Vom Land Israel begeistert
Steffen Götze hat zwei Jahre in Israel gelebt, studiert und gearbeitet. Er ist fasziniert von dem Land und den Menschen dort, vom religiösen Leben und den Besuchen heiliger Orte. Er ist im Vorstand des Forums „Theologisches Studienjahr Jerusalem“. Der Verein ermöglicht jedes Jahr etwa 20 deutschsprachigen Theologiestudierenden, zwei Semester in der israelischen Hauptstadt zu studieren. Sie bilden in dieser Zeit eine Lebens- und Lerngemeinschaft in einem dortigen Studienhaus. Im April wurde das 50. Jubiläum des Theologischen Studienjahres Jerusalem gefeiert.
Als Vikar in Heddesheim hatte Götze schon alles geplant für eine Israelreise unter dem Motto „Bibel bereisen“. Es gab Informations- und Themenabende und es fanden sich genug Interessenten für die Bildungs- und Pilgerreise ins Heilige Land. Dann kam der 7. Oktober 2023 mit dem Angriff der Hamas auf Israel. Er kann sich durchaus vorstellen, auch für die Horan-Gemeinden einmal solch eine Bildungsreise zu organisieren. Der Konflikt im Nahen Osten tut ihm unendlich weh. Er ist traurig über die aussichtslos erscheinende Situation mit der tödlichen Gewalt und den unzähligen Opfern auf allen Seiten.
Der neue Pfarrer liebt die Literatur, nicht nur die Klassiker der Weltliteratur wie Gotthold Ephraim Lessing. Und er geht leidenschaftlich gerne ins Theater – in Heidelberg, Mannheim oder in Karlsruhe. Es kann aber auch mal eine Theaterreise nach Zürich sein oder nach Hamburg, wo dann fünf Bühnenstücke in drei Tagen auf dem Programm stehen können.
Freude auf nächsten Marathon
Der sportliche 35-Jährige läuft gerne und freut sich schon auf den nächsten Halbmarathon auf dem Hockenheimring. Er reist gerne, am liebsten nach Israel. In seiner Zeit in der Schweiz hatten es ihm aber auch die Berge angetan. Und von Niedersachsen aus war es nicht weit an die Ostsee.

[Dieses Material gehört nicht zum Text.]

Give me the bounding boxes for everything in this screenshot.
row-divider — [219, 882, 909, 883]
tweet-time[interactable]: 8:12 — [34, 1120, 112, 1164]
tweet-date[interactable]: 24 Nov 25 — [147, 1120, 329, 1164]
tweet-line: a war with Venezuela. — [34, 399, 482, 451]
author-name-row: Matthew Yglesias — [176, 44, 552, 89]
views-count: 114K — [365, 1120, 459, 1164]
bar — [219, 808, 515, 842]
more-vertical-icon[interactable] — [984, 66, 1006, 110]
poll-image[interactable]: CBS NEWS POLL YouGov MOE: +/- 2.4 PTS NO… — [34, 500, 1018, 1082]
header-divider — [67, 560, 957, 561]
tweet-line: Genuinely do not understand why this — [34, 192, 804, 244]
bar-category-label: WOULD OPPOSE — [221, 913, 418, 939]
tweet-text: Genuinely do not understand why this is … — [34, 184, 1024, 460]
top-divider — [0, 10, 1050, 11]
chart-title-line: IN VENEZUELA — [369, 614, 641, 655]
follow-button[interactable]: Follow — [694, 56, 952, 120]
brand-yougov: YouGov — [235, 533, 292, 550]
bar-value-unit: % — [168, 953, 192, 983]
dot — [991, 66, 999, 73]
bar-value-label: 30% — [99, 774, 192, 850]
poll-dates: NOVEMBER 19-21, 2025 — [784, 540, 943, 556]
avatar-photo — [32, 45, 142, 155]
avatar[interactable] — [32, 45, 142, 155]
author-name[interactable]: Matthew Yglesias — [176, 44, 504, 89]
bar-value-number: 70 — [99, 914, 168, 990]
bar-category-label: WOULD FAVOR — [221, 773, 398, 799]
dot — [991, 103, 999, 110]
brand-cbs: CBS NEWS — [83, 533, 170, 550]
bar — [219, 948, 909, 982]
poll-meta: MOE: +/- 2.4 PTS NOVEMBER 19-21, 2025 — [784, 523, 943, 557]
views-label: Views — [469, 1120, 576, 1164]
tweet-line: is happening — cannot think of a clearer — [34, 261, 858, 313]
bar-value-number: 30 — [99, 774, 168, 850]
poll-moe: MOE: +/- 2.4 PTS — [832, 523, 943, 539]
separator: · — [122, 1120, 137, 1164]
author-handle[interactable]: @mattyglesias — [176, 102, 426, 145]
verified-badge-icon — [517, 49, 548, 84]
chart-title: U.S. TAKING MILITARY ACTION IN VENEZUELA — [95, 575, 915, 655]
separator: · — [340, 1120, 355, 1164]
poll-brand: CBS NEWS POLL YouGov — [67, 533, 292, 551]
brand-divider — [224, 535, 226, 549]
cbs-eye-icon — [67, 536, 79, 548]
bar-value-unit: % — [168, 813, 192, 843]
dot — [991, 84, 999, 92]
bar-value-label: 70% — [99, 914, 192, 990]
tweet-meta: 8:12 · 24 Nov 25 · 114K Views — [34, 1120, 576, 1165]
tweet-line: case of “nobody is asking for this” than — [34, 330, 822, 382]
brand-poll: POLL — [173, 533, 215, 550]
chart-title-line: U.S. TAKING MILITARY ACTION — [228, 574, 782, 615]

In Hockenheim möchte er „einfach nur als Pfarrer“ für die Gemeinde da sein, mit Gottesdiensten und in der Seelsorge, als geistliche Begleitung und Unterstützung bei Taufen, Konfirmationen, Trauungen und Trauerfeiern.
Der Gottesdienst an diesem Sonntag wird von Diakonin Johanna Hassfeld, Pfarrer Michael Dahlinger und Kantor Samuel Cho mitgestaltet. Der neue Pfarrer hält die Predigt. Im Anschluss an den Gottesdienst, zu dem eine Einladung ergeht, besteht die Gelegenheit zum Gespräch mit dem neuen Pfarrer.